So, it’s good night from him, then. Jeremy Paxman has ended his marathon quarter century stint as presenter of BBC2’s Newsnight.
Though he achieved some palpable hits – famously, his devastating interrogation of then home secretary Michael Howard – I think he never really delivered in his perceived role of Inquisitor General of the Corporation, a mantle he assumed from Sir Robin Day. In reality such skewerings were extremely rare; in those 25 years only half a dozen stand out. Sir Robin once said – on the anniversary of his 25 years at the BBC – that it seemed to him that he began his career as the fierce Torquemada and ended up as the ever-so-’umble Uriah Heep; that, too, is the fate of Paxman.
Actually the Newsnight Paxman has presented for so long is seen by many to be both discredited and a spent force. It amounts now to little more than a very expensive vanity publishing exercise by the 8,000-strong £1 billion-a year BBC news division. Newsnight is set-piece, very expensive, old-style television, launched in 1980 when there were only three television channels. The rest of the world has moved on in the way it uses and consumes news. It’s very rare that those set-piece interviews yield anything new because our politicians are now trained to the nth degree in dodging bullets.
This staleness is compounded by a long decline in standards. The utter fiasco of Newsnight’s failure to report the Savile affair, and its downright nasty, incompetent an inexcusable accusations against Lord McAlpine are clear evidence of this. Add to that the continued decline in the programme’s average viewing figures, from well over a million each night to around d 600,000 (at times as low as 320,00) and its sectarian colonisation by ex-Guardian journalists – the editor is Ian Katz, a former deputy editor – and the picture of its inadequacy and decay is complete.
It’s the BBC pretending it is engaged in serious investigative journalism of record when in reality Newsnight as it is now does little more than bounce back at the Corporation its own warped left-wing view of the world –on a whole raft of issues such as immigration, climate change and the EU.
And many believe Paxman bears a major responsibility for this. This became clear when back in 1999 News-watch undertook he task of monitoring the BBC’s coverage of that year’s European elections. It was a very different political landscape: William Hague was the then very eurosceptic leader of the Conservative Party, Tony Blair was his all-powerful general electoral nemesis and UKIP commanded only 7% of the vote.
In the BBC’s coverage, what stood out – in an election which Hague eventually won with 36% of the national vote against Labour with 28% – was that the whole event was regarded as a turn-off. There were very few items on any of the BBC’s programmes and those that were broadcast viewed the issues involved mainly through the lazy and biased prism of Conservative splits, even though by that time the vast majority of both grassroots and parliamentary members were united in being massively eurosceptic.
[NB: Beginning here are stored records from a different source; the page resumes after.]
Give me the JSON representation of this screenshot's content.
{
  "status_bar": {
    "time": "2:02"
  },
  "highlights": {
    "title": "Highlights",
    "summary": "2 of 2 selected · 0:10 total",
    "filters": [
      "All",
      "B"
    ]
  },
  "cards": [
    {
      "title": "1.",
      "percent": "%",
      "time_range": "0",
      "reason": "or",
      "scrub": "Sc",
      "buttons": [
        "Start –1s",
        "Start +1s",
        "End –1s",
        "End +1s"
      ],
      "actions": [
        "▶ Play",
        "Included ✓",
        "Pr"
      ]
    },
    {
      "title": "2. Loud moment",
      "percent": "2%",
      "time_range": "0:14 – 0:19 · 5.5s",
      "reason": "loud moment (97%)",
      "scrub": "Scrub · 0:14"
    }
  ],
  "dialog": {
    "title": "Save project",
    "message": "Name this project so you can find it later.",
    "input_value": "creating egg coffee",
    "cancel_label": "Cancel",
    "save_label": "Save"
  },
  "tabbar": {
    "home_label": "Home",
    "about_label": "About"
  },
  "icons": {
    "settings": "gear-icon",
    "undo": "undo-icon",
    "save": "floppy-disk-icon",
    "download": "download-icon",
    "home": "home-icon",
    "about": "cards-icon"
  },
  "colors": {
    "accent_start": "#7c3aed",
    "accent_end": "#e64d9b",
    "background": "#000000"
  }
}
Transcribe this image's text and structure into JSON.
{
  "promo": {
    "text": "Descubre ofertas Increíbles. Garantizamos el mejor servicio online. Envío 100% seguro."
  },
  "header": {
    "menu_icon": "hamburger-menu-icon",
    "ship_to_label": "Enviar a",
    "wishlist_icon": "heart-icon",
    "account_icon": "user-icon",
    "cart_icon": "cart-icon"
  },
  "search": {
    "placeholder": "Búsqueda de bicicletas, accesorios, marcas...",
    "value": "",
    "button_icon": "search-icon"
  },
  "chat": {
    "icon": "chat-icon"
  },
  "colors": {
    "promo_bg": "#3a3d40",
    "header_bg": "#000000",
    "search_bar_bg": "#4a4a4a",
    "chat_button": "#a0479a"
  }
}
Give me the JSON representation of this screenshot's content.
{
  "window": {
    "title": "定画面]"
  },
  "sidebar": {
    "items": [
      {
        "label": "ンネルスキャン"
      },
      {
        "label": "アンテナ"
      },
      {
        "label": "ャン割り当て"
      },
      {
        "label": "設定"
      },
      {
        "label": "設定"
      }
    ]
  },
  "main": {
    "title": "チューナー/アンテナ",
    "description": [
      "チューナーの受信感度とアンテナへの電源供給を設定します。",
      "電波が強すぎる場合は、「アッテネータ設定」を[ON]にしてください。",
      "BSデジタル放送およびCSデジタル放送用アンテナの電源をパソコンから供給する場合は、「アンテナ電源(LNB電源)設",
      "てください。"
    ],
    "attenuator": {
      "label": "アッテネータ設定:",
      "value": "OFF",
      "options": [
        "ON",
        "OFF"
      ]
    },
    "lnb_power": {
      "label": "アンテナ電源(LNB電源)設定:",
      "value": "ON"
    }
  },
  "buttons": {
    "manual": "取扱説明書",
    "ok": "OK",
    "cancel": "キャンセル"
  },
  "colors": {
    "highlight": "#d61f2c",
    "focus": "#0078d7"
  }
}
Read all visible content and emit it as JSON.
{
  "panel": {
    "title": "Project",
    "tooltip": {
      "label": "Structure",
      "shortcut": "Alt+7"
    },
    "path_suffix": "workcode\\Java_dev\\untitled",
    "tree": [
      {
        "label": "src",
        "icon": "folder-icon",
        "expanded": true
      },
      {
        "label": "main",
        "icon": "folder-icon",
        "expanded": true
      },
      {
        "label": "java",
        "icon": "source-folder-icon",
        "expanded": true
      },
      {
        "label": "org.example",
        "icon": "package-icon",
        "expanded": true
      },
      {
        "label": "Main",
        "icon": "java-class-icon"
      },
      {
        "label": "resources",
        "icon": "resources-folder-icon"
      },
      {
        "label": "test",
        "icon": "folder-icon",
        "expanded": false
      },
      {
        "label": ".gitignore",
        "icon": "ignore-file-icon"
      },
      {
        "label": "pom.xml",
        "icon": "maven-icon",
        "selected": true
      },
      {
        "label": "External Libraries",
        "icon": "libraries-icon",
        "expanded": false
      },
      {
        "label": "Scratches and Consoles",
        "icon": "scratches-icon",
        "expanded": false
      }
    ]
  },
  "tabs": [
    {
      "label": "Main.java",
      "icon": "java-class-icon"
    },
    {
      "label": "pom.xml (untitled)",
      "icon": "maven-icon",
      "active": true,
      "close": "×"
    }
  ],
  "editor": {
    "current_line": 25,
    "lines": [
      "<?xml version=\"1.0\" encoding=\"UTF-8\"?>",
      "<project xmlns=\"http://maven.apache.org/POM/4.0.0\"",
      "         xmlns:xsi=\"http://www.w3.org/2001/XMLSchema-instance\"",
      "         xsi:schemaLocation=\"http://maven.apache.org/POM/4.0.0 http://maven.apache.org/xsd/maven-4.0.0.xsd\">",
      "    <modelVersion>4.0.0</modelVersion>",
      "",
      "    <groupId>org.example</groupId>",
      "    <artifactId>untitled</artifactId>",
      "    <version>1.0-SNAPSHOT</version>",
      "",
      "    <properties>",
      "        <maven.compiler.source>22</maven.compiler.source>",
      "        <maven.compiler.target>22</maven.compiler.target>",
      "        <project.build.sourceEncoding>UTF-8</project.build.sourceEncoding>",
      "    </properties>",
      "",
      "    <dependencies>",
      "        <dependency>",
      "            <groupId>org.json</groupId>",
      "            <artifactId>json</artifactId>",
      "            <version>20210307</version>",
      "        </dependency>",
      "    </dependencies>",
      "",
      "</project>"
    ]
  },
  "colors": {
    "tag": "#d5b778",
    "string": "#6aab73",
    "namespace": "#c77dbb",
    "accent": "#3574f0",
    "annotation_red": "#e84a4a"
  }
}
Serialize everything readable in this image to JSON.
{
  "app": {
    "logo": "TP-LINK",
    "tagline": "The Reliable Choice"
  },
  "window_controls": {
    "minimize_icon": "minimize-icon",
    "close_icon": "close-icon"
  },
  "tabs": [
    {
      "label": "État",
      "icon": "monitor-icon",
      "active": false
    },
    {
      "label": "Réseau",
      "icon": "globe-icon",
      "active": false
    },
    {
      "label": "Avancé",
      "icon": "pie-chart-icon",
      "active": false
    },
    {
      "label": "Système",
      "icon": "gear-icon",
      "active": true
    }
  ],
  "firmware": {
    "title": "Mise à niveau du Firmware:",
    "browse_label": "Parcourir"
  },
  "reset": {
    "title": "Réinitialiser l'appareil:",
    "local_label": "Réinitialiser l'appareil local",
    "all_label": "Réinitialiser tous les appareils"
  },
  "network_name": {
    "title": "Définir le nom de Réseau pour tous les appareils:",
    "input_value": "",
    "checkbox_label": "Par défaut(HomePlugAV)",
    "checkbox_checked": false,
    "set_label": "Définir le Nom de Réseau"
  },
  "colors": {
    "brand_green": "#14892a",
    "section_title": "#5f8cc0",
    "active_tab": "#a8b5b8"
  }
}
News-watch dubbed this ‘bias by omission’ – a failure to report the key issues because the BBC was so pro-EU that it did not think they were important or interesting.
Paxman stood out in our survey because in one of the very few Newsnight election items, on the day of the vote, he leaned to camera, and to the accompaniment of footage showing a battery of deserted polling stations, declared that it had been, and I quote, ‘an outbreak of narcolepsy’.
True, turnout was only 24%, but 10m Britons had actually voted, and the irony of his remark was seemingly totally lost on him. Did no one ask a simple question? Perhaps no one had voted because Newsnight itself and the BBC as a whole had not bothered to make the election interesting. Paxman’s smug talk of sleeping sickness epitomised the massed battalions of the news division’s lethargic and biased approach to the EU.
They were so much in favour of continued membership and ridiculing or ignoring the withdrawal and sceptic lobbies that they failed to put effort into making the key areas of policy, procedure and debate interesting for viewers.
That attitude persists. They might now occasionally discuss ‘Europe’ and ‘withdrawal’ but only through the BBC’s own highly-sectarian lens. There is massive bias by omission, and as a result, many of the British public are woefully under-informed about the true nature of the EU project.
Paxman, John Humphrys apart, has been for at least two decades the most powerful individual journalist at the BBC. Instead of fighting for change, and editorial integrity, he settled for the comfort of the journalistic equivalent of pipe and slippers. In the end, he became totally part of the fabric of a once powerful but now decrepit, outmoded and totally discredited programme.